Podemos associar o verso “You brought out the best of me / a part of me i’d never seen”(tu trouxeste uma parte de mim, uma parte de mim que eu nunca tinha visto) à relação de Telmo e Maria. De início, Telmo era incapaz de olhar Maria porque nela via um símbolo de traição para com D. João, mas, com o passar do tempo, Telmo acaba por desenvolver um sentimento quase de paternidade para com Maria, um amor inexplicável (“não a podia ver… e daí começou a crescer… vedes-me aqui agora que lhe quero mais que seu pai”).

“All I want”, título desta música, poderia ser o título da obra, uma vez que tudo o que Madalena alguma vez quis foi viver uma vida alegre e despreocupada , algo que nunca conseguiu.

 

Manel S.

«Quis saber quem sou / O que faço aqui / Quem me abandonou / De quem me esqueci / Perguntei por mim / Quis saber de nós / Mas o mar / Não me traz / Tua voz» é o começo da canção «E Depois do Adeus», de Paulo de Carvalho, vencedora do Festival da Canção de 1974.

Ao fim de sete anos de incessante busca pelo «mais leve indício que pudesse desmentir, pôr em dúvida ao menos aquela notícia que logo viera com as primeiras novas da batalha de Alcácer», Madalena dá como certa a morte de D. João.

Tal como no provérbio, «Longe da vista, longe do coração», não morrendo de amores pelo primeiro marido, os parcos sentimentos que por ele nutria, desvaneceram-se com a sua ausência física e a espera pelo seu regresso.

«Partir é morrer» corrobora o entendimento do início da canção, nomeadamente em «Mas o mar / Não me traz / Tua voz». Destaca o fim do período no qual Madalena concentrou todas as suas forças e proveitos na procura do marido e decidiu refazer a sua vida com o amado, Manuel de Sousa Coutinho.

Mas os agoiros e profecias de Telmo, o fiel aio que nunca acreditara na morte do seu primeiro amo, reavivavam constantemente a memória de Madalena, que vivia inquieta com medo do possível regresso do primeiro marido.

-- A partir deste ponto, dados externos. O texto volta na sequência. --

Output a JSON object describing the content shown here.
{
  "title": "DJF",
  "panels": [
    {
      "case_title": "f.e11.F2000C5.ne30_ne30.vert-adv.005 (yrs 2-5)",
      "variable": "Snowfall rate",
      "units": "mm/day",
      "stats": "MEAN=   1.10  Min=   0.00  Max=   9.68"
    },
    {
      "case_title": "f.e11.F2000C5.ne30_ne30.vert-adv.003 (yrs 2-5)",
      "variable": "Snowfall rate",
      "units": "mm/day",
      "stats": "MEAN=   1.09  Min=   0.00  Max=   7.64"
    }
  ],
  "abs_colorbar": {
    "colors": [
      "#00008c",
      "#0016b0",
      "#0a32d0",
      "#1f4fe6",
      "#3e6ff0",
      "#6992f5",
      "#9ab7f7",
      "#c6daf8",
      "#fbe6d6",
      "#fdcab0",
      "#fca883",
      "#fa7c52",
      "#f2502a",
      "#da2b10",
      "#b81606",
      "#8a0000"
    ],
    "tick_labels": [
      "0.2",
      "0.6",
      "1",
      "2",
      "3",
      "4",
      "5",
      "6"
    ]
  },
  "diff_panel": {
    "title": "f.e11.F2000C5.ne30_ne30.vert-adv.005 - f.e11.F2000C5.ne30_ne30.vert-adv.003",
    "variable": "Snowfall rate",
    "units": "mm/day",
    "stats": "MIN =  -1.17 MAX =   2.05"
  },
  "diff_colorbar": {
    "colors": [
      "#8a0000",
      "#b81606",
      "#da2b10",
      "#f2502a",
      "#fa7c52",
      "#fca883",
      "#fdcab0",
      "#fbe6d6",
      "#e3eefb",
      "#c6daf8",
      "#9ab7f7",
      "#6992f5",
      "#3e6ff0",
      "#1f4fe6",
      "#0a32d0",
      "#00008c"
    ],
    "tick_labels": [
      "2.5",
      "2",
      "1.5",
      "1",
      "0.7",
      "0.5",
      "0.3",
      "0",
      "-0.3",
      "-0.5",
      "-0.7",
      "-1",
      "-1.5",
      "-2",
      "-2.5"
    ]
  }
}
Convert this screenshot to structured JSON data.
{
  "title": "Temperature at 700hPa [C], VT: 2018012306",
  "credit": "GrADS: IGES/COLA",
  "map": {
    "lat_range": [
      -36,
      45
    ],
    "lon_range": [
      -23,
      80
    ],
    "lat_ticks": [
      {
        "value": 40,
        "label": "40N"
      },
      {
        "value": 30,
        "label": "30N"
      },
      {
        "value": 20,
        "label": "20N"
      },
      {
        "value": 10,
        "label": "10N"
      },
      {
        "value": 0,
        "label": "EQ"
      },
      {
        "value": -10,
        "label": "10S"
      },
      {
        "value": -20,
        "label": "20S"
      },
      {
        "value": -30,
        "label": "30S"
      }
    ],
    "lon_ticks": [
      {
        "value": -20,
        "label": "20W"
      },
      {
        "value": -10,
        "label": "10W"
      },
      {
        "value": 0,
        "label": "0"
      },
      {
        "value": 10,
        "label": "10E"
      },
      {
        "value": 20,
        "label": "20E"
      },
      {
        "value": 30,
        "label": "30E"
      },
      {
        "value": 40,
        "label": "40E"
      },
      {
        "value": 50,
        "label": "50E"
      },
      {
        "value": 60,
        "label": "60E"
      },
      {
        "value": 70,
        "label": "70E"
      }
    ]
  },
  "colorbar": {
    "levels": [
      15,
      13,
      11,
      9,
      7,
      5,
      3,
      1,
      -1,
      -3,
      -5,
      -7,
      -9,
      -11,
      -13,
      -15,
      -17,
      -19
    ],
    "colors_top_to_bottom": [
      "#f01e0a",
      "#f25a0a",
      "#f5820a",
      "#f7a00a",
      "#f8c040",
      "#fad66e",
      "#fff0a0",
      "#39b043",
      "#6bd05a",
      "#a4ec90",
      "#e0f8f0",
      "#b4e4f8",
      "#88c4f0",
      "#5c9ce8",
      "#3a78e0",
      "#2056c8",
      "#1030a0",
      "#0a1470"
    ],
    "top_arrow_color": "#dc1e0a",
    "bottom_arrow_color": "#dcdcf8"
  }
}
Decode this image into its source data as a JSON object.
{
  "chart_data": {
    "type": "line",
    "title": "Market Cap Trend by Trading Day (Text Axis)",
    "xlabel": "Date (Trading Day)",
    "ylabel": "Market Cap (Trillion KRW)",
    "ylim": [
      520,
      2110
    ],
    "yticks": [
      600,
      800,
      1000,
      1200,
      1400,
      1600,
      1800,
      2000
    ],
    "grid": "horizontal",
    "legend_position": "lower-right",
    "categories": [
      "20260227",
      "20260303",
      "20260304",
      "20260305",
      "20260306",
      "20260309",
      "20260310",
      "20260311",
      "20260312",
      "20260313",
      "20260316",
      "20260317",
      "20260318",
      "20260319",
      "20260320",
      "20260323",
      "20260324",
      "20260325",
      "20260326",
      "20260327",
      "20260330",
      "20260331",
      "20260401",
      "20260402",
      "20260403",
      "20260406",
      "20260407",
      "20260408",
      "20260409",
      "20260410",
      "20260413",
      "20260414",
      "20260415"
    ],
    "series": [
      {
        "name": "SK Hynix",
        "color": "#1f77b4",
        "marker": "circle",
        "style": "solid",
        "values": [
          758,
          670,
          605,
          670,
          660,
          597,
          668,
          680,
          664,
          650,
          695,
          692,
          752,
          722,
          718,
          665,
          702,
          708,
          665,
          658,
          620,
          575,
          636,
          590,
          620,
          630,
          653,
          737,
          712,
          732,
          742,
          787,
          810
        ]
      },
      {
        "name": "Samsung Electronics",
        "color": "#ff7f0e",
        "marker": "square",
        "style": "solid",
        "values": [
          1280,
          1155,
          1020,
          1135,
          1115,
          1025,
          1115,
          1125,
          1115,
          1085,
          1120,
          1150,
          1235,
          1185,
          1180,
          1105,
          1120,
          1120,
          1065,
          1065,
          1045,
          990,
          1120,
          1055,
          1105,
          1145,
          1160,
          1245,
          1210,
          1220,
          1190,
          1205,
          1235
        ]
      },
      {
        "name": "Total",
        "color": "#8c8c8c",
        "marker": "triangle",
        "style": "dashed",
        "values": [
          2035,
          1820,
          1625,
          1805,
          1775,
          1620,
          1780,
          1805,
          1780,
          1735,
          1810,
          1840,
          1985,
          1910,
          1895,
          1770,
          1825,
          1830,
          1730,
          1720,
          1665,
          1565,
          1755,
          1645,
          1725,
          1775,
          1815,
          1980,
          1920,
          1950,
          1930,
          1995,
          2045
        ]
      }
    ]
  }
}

À semelhança desta canção de amor que conclui que «amar / É ganhar / E perder», no drama romântico Frei Luís de Sousa, o amor de Madalena e Manuel ao fim de catorze anos e com uma filha criada, converte-se em sofrimento devido à notícia trazida pelo Romeiro, que inviabiliza a família: D. João tinha sobrevivido à Batalha de Alcácer Quibir.

Na letra de José Niza, «E depois do amor / E depois de nós / O dizer adeus / O ficarmos sós» sintetiza as últimas cenas do ato III, onde a ética e disciplina, pontos fortes e vincados no carácter de Manuel, se sobrepõem ao seu amor por Madalena e o levam a considerar o fim da relação, agora – com o regresso de D. João – ilegítima, indigna e pecaminosa.

Da história se sabe ainda, que aliado aos seus fortes valores, Manuel não suportaria a ideia de a filha Maria, fragilizada pela tuberculose, ter de viver rotulada como «filha do meu pecado». Assim, por seu desejo, o casal ingressa na vida eclesiástica como Frei Luís de Sousa e Sóror Madalena, em Benfica e no Sacramento, respetivamente. Entende-se que «O ficarmos sós» representa também o retiro para uma vida conventual e a separação forçada da família.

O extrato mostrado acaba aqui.